Дочь фараона скрывается с поля зрения. Польская речь смолкает. Раздается немецкая:
– Что в такую погоду делать? В такую погоду нужно ехать в Фиуме.
– Большое, подумаешь, удовольствие ехать в Фиуме! Пароход по прямой линии идет от Аббации тридцать пять минут, а мой племянник берегом прошел пешком в двадцать.
– Отчего же не заявить капитану, чтобы шел скорее?
– Заявляли, а он отвечает, что дамы беспокоятся, если пароход идет скоро. Они думают, что, если пароход идет скоро, так он подымает волны, а когда на море волны, то делается качка. А качка вызывает морскую болезнь. Вот, – говорит капитан, – поэтому я и иду тридцать пять минут до Фиуме. На угле мне экономия, и к тому же слыву любезным кавалером.
– Ловкий малый! Немецкая речь смолкает.
Раздается гулкая раскатистая венгерская, прерываемая французскими восклицаниями.
Гудит мужской голос, прерывает женский.
Наконец, мужской голос переходит тоже на французский язык.
– Неужели вы меня не понимаете? – удивляется он. – Венгерский язык такой легкий и совершенно простой, как латинский. Выговаривается совершенно просто. Каждое слово, как пишется, так и выговаривается. Пишется, например, «м-а-г-и-а-р», выговаривается: «маджар». Пишется: «е-г-и-е», выговаривается: «едье». Как по-латыни, – просто. Как выговаривается, так и пишется.
Его прерывает тихое французское восклицание, и он смолкает.
На смену звенят два женских голоса. Оба звенят по-немецки:
– Непременно поезжайте! Быть в Истрии и не видеть Адельсбергского грота – все равно, что быть в Риме и не видеть папы.
– Да, вы расскажите, что там интересного.
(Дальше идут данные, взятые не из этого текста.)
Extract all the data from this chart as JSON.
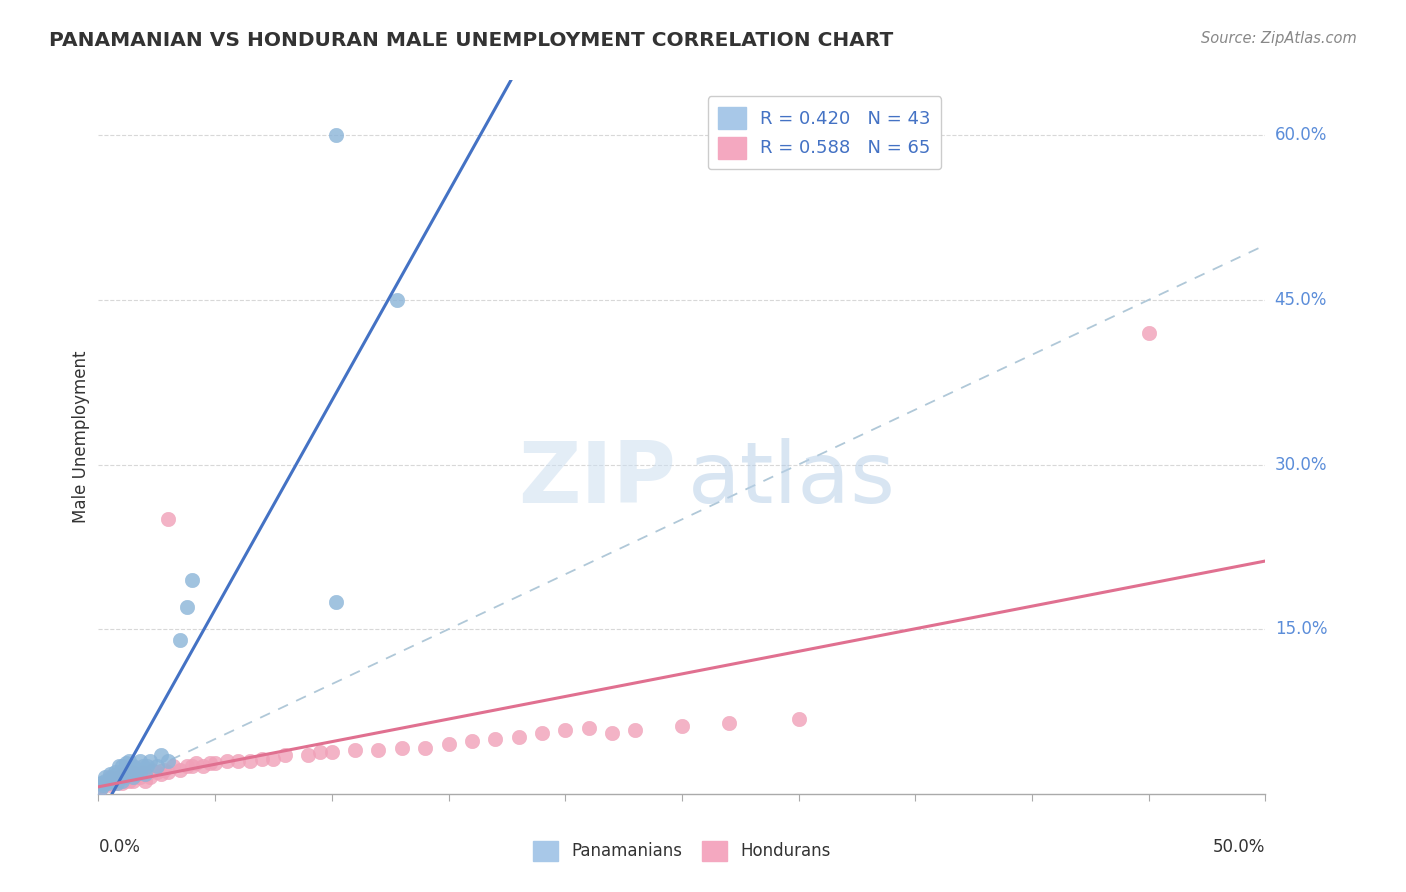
{
  "title": "PANAMANIAN VS HONDURAN MALE UNEMPLOYMENT CORRELATION CHART",
  "source_text": "Source: ZipAtlas.com",
  "ylabel": "Male Unemployment",
  "x_lim": [
    0.0,
    0.5
  ],
  "y_lim": [
    0.0,
    0.65
  ],
  "y_ticks": [
    0.15,
    0.3,
    0.45,
    0.6
  ],
  "y_tick_labels": [
    "15.0%",
    "30.0%",
    "45.0%",
    "60.0%"
  ],
  "pan_x": [
    0.001,
    0.001,
    0.002,
    0.003,
    0.003,
    0.004,
    0.005,
    0.005,
    0.006,
    0.007,
    0.008,
    0.008,
    0.009,
    0.009,
    0.01,
    0.01,
    0.01,
    0.011,
    0.011,
    0.012,
    0.012,
    0.013,
    0.013,
    0.014,
    0.015,
    0.015,
    0.016,
    0.017,
    0.018,
    0.018,
    0.019,
    0.02,
    0.021,
    0.022,
    0.025,
    0.027,
    0.03,
    0.035,
    0.038,
    0.04,
    0.102,
    0.128,
    0.102
  ],
  "pan_y": [
    0.005,
    0.01,
    0.008,
    0.012,
    0.015,
    0.01,
    0.012,
    0.018,
    0.015,
    0.02,
    0.01,
    0.018,
    0.015,
    0.025,
    0.012,
    0.018,
    0.025,
    0.015,
    0.022,
    0.018,
    0.028,
    0.02,
    0.03,
    0.022,
    0.015,
    0.025,
    0.018,
    0.022,
    0.02,
    0.03,
    0.025,
    0.018,
    0.025,
    0.03,
    0.025,
    0.035,
    0.03,
    0.14,
    0.17,
    0.195,
    0.6,
    0.45,
    0.175
  ],
  "hon_x": [
    0.001,
    0.002,
    0.003,
    0.004,
    0.005,
    0.005,
    0.006,
    0.007,
    0.008,
    0.009,
    0.01,
    0.01,
    0.011,
    0.012,
    0.013,
    0.014,
    0.015,
    0.015,
    0.016,
    0.017,
    0.018,
    0.019,
    0.02,
    0.021,
    0.022,
    0.023,
    0.025,
    0.027,
    0.028,
    0.03,
    0.032,
    0.035,
    0.038,
    0.04,
    0.042,
    0.045,
    0.048,
    0.05,
    0.055,
    0.06,
    0.065,
    0.07,
    0.075,
    0.08,
    0.09,
    0.095,
    0.1,
    0.11,
    0.12,
    0.13,
    0.14,
    0.15,
    0.16,
    0.17,
    0.18,
    0.19,
    0.2,
    0.21,
    0.22,
    0.23,
    0.25,
    0.27,
    0.3,
    0.45,
    0.03
  ],
  "hon_y": [
    0.005,
    0.008,
    0.01,
    0.012,
    0.008,
    0.015,
    0.01,
    0.012,
    0.01,
    0.015,
    0.01,
    0.018,
    0.012,
    0.015,
    0.012,
    0.018,
    0.012,
    0.02,
    0.015,
    0.018,
    0.015,
    0.02,
    0.012,
    0.018,
    0.015,
    0.022,
    0.02,
    0.018,
    0.022,
    0.02,
    0.025,
    0.022,
    0.025,
    0.025,
    0.028,
    0.025,
    0.028,
    0.028,
    0.03,
    0.03,
    0.03,
    0.032,
    0.032,
    0.035,
    0.035,
    0.038,
    0.038,
    0.04,
    0.04,
    0.042,
    0.042,
    0.045,
    0.048,
    0.05,
    0.052,
    0.055,
    0.058,
    0.06,
    0.055,
    0.058,
    0.062,
    0.065,
    0.068,
    0.42,
    0.25
  ],
  "blue_scatter_color": "#8ab4d8",
  "pink_scatter_color": "#f0a0b8",
  "blue_line_color": "#4472c4",
  "pink_line_color": "#e07090",
  "diag_color": "#b0c8d8",
  "grid_color": "#d8d8d8",
  "bg_color": "#ffffff",
  "right_label_color": "#5b8dd9",
  "title_color": "#333333",
  "source_color": "#888888",
  "axis_color": "#aaaaaa",
  "xlabel_color": "#333333"
}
– Этого рассказать невозможно. Совершенно невозможно.
– Ну, что же – красиво?
– Этого передать невозможно.
– Так живописно?
– Этого выразить невозможно.
– Но все-таки скажите, очень интересно?
– Я же вам говорю, что объяснить невозможно.
– Так чего же вы требуете, чтоб я туда ехала, когда потом никому ничего рассказать нельзя? Это, по-моему, даром выброшенные деньги. Лучше я буду дома сидеть или поеду в такое место, где не чересчур хорошо, – по крайней мере, рассказать можно будет, где была.